With the old wood-burning stoves, she told us, school cooks complained about the heavy black smoke, which interfered with their ability to do their jobs and had negative effects on their health and that of their children who often accompanied them to work.

Equipping the schools with more fuel-efficient cook stoves has reaped immediate benefits—faster cooking times, less smoke, and less firewood. Perhaps more importantly, this improved cooking technique could help limit deforestation and improve the living conditions of the poorest populations on a widespread basis.

Cooks prepare to use their new stoves

For Desire Yameogo, Senegal Country Director of Counterpart, “the improved energy-saving stoves have already had a positive impact. Most of our cooks are advocating for their husbands to buy them the improved energy-saving stove to replace the traditional stoves they are using.”
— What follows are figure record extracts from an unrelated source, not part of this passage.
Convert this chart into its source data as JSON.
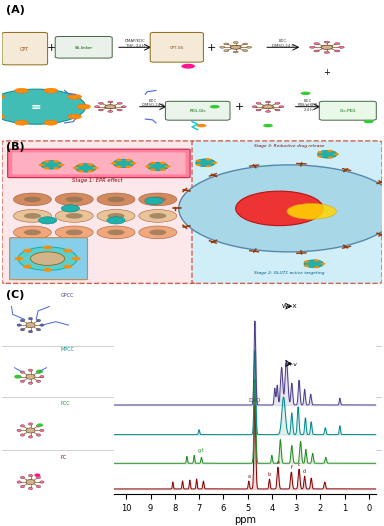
{
  "panel_labels": [
    "(A)",
    "(B)",
    "(C)"
  ],
  "panel_A_bg": "#ffffff",
  "panel_B_left_bg": "#f9c0c8",
  "panel_B_right_bg": "#c8e8f0",
  "panel_B_border": "#e07060",
  "panel_C_bg": "#ffffff",
  "nmr_colors": [
    "#8B0000",
    "#228B22",
    "#008B8B",
    "#483D8B"
  ],
  "nmr_labels": [
    "PC",
    "PCC",
    "MPCC",
    "GPCC"
  ],
  "ppm_label": "ppm",
  "D2O_label": "D₂O",
  "fig_bg": "#ffffff",
  "label_fontsize": 8
}
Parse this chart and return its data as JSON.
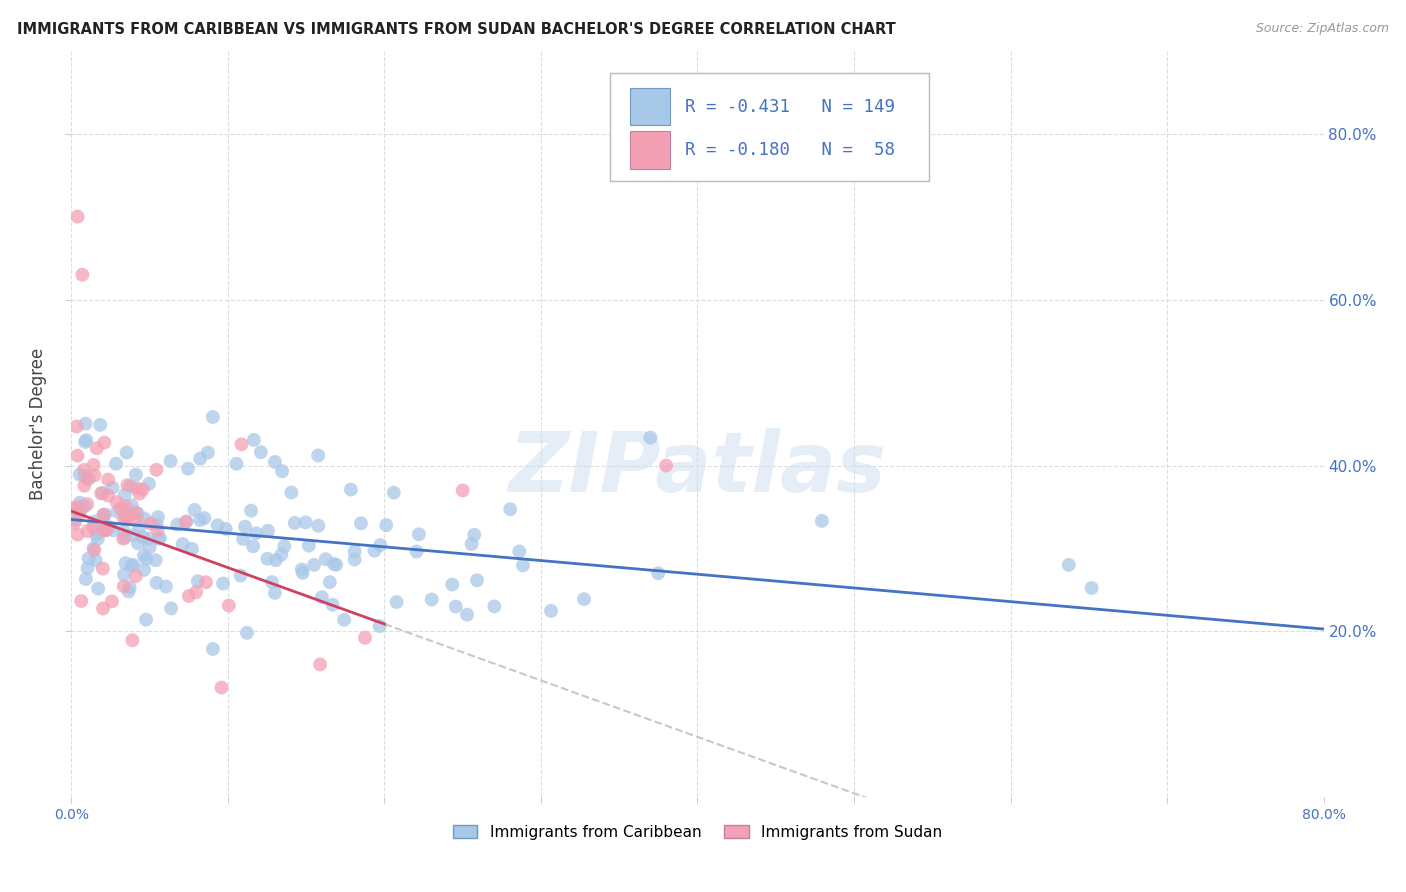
{
  "title": "IMMIGRANTS FROM CARIBBEAN VS IMMIGRANTS FROM SUDAN BACHELOR'S DEGREE CORRELATION CHART",
  "source": "Source: ZipAtlas.com",
  "ylabel": "Bachelor's Degree",
  "right_yticklabels": [
    "20.0%",
    "40.0%",
    "60.0%",
    "80.0%"
  ],
  "right_yticks": [
    0.2,
    0.4,
    0.6,
    0.8
  ],
  "xlim": [
    0.0,
    0.8
  ],
  "ylim": [
    0.0,
    0.9
  ],
  "legend1_label": "Immigrants from Caribbean",
  "legend2_label": "Immigrants from Sudan",
  "R1": -0.431,
  "N1": 149,
  "R2": -0.18,
  "N2": 58,
  "color_caribbean": "#a8c8e8",
  "color_sudan": "#f4a0b4",
  "color_line1": "#4472c4",
  "color_line2": "#d04060",
  "color_dashed": "#c8c8c8",
  "background_color": "#ffffff",
  "watermark": "ZIPatlas",
  "grid_color": "#dddddd",
  "title_color": "#222222",
  "source_color": "#999999",
  "axis_label_color": "#4472c4",
  "legend_text_color": "#4472c4",
  "legend_box_color": "#dddddd"
}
Together with our local partners, Counterpart has trained a total of 539 cooks in culinary preparation techniques and in the use of the improved stoves. These cooks have in turn trained 8 women per village, totaling 2,699 women who have been trained by the project in the use of the improved stoves.

School cooks participating in a training on using the new stoves.

Today, all 270 schools supported by the Food for Education program are reaping the benefits from the improved stoves and providing better, healthier meals for the school children. Food for Education is a three-year program implemented by Counterpart International and funded by the United States Department of Agriculture.